Applications. The proposed method can be applied to sensor systems. A sensor is based on the Internet of things (IoT) and displays the numerical value of the external environment or an image such as from CCTV. By applying a poisoning attack to such a sensor system, the performance of a specific part can be reduced. The proposed method can be similarly used in military applications and face recognition systems. If an attacker has to be prevented from recognizing a particular class correctly, the proposed method can be used to lower the accuracy of that particular class without compromising on the overall accuracy.
Dataset. According to the dataset used (MNIST, Fashion-MNIST, or CIFAR10), the selected class accuracy, iteration, and distortion in the proposed method are different. CIFAR10 is a three-dimensional image dataset with a 3072 (32, 32, 3)-pixel matrix and MNIST and Fashion-MNIST are one-dimensional image datasets with 784 (28, 28, 1)-pixel matrices. Therefore, since the number of pixels is relatively large, CIFAR10 has more iterations and distortion than MNIST and Fashion-MNIST.

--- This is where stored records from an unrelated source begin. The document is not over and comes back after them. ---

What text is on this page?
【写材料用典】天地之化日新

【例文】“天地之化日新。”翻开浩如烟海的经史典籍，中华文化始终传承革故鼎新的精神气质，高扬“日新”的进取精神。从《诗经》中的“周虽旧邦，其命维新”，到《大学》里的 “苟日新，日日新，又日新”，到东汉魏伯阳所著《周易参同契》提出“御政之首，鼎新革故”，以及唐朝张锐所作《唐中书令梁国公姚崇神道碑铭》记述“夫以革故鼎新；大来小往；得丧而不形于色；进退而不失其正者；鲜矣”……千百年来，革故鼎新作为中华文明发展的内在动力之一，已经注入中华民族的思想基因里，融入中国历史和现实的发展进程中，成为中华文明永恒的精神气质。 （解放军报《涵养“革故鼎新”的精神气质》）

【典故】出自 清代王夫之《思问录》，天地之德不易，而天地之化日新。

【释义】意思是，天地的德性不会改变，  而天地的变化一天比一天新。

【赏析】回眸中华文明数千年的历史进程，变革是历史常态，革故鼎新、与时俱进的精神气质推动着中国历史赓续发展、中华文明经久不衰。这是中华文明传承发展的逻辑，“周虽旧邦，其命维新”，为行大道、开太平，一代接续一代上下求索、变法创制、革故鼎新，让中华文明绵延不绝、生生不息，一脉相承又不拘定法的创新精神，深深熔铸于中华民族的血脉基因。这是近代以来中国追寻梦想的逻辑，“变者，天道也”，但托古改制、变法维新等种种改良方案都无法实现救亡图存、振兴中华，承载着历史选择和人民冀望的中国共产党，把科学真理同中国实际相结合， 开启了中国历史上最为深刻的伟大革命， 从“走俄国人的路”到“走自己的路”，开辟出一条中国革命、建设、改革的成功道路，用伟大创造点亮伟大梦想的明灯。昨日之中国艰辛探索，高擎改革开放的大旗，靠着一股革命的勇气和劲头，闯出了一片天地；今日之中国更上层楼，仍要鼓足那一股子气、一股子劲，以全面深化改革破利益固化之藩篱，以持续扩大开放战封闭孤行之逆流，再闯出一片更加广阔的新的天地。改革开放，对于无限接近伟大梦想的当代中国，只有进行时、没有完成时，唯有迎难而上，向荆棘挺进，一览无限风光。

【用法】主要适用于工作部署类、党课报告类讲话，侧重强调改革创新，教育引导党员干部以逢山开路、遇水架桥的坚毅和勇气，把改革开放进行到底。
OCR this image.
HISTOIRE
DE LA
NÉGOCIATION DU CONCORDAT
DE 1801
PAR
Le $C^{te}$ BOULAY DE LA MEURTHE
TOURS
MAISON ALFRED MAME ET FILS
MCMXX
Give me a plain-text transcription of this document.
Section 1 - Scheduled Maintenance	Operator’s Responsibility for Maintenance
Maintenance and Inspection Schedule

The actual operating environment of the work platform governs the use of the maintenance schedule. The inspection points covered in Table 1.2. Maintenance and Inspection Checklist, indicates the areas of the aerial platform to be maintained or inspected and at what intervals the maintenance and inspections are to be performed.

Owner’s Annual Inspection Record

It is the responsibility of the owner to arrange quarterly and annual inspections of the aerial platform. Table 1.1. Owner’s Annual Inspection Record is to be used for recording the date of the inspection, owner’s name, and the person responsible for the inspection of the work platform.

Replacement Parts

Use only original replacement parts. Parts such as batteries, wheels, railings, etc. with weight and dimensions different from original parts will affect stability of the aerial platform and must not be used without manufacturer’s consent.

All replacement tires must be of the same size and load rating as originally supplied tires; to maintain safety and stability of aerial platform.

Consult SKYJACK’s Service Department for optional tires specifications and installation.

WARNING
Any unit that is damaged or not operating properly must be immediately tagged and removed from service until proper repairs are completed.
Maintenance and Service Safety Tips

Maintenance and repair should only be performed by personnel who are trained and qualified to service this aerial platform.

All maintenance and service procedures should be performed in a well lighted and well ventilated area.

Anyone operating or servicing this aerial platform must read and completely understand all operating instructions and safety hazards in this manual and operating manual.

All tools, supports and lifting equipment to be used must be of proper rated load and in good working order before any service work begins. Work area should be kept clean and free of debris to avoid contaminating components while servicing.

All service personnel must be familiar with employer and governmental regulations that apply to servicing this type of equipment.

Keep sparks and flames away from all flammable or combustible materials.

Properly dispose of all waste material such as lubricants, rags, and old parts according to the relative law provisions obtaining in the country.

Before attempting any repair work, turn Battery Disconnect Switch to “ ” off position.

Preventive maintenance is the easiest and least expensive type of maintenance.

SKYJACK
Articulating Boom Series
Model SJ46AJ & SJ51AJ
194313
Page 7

In terms of the defense. To defend against a poisoning attack, management of training data are needed when training the model. Because the malicious data generated by the proposed method are similar to the original sample, they are difficult to identify with the human eye. Therefore, the integrity of the training data must be checked by comparing the number and the hash value. In addition, it is necessary to fix the setting value of the parameter of the model so that additional learning cannot be performed on the model after the training is completed.
Comparison with the adversarial example. The adversarial example and poisoning attacks differ in their target attacking methods. The adversarial example modulates the test data while a poisoning attack modifies the model parameters using malicious training data. For example, in a face recognition system, an adversarial example will manipulate the face of a certain person to deceive a specific person, but a poisoning attack will approach the training data of the model in advance to lower the recognition accuracy of a specific person.
6. Conclusions
In this paper, we proposed a selective poisoning attack method that reduces the accuracy of a chosen class. This method reduces the accuracy of a chosen class by adding malicious data for that class. Experimental results show that the proposed method can reduce the accuracy of a chosen class by 43.2%, 41.7%, and 55.3% in MNIST, Fashion-MNIST, and CIFAR10, respectively. We also showed that the proposed scheme can be applied to face recognition systems, autonomous vehicles, and in the medical field.
Future studies will expand not only in the image domain but also extend to the voice or video domains. In addition, the GAN method [
28] can be used to generate malicious data.
Future studies will expand not only the image but also the voice or video domain. In addition, a generative adversarial net method [
28] can be used to generate malicious data. Future research may suggest ways, such as hash value checking, to defend against this method.